Purpose: Cholesterol is essential to maintenance of normal retinal structure and function, but is detrimental in excess. Retinal pigment epithelial (RPE) cells, cells central to AMD pathology, play a key role in lipid metabolism and management of retinal cholesterol. Interestingly however, little is known regarding the mechanisms involved. Here we evaluate the expression and localization of the cholesterol efflux transporter ATP-binding cassette A1 (ABCA1) in RPE, and determine whether activation of the anti-inflammatory and anti-lipolytic receptor GPR109A has any influence thereon.

Methods: The expression and localization of ABCA1 was analyzed in wildtype (Gpr109a ^+/+) and Gpr109a^-/- mouse retina using qPCR, western blot and immunofluorescent techniques. The influence of GPR109A activation on ABCA1 expression was evaluated in ARPE-19 and primary mouse RPE cells isolated from wildtype and Gpr109a^-/- mouse retinas. Parallel experiments conducted using THP-1, human macrophage, cells served as positive controls. Additionally, cholesterol was measured in serum, RPE/eyecup and neural retina samples obtained from wildtype and Gpr109a^-/- mice using a commercial assay kit (Cell Biolabs, Inc.).

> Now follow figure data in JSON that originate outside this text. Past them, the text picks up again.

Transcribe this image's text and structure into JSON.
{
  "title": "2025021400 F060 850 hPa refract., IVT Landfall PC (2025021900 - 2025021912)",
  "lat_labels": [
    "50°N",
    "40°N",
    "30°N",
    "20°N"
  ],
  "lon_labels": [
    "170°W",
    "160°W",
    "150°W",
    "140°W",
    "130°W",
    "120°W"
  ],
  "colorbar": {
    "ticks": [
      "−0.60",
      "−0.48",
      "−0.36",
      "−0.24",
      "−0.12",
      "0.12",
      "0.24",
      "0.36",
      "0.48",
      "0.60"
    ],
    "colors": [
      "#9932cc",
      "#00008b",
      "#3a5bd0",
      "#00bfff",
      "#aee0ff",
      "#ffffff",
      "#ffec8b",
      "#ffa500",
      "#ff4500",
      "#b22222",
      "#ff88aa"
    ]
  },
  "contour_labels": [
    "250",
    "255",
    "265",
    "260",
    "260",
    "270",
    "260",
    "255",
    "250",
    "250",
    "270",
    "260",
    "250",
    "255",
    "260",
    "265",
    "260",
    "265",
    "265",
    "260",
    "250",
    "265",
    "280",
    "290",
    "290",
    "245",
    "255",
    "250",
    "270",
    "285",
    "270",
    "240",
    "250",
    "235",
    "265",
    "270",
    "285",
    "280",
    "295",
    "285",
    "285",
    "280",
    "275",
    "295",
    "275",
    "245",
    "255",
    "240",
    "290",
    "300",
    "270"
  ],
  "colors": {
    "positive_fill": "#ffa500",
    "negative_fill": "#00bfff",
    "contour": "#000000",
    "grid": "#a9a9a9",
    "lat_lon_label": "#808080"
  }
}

Results: ABCA1 protein localizes to both apical and basolateral membranes of RPE. ABCA1 mRNA and protein was significantly reduced in Gpr109a^-/- mouse retina and primary RPE cells isolated from these animals. Furthermore, activation of GPR109A using GPR109A-specific ligands enhanced ABCA1 expression in ARPE-19 and Gpr109a^+/+ primary RPE.

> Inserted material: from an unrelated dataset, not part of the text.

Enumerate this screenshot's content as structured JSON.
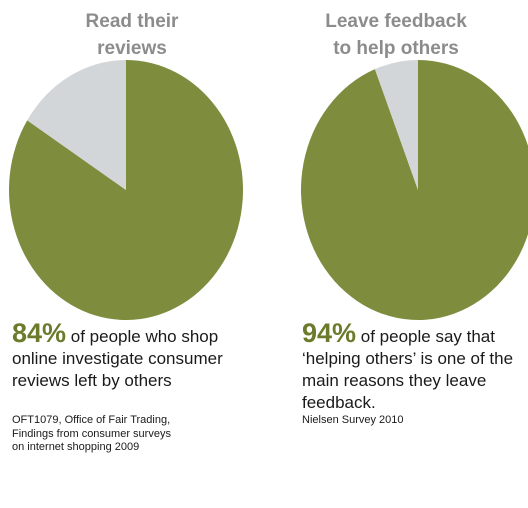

Conclusions: This is the first report on the specific localization of ABCA1 in RPE and on its coordinate regulation by GPR109A. Cholesterol is a major component of drusen and, it is pro-inflammatory. Novel strategies to reduce the accumulation of cholesterol beneath RPE and consequently, the number and size of drusen and resultant inflammation in aged eyes are sorely needed. Targeting of GPR109A/ABCA1 may represent one such strategy, and is therefore worthy of further investigation.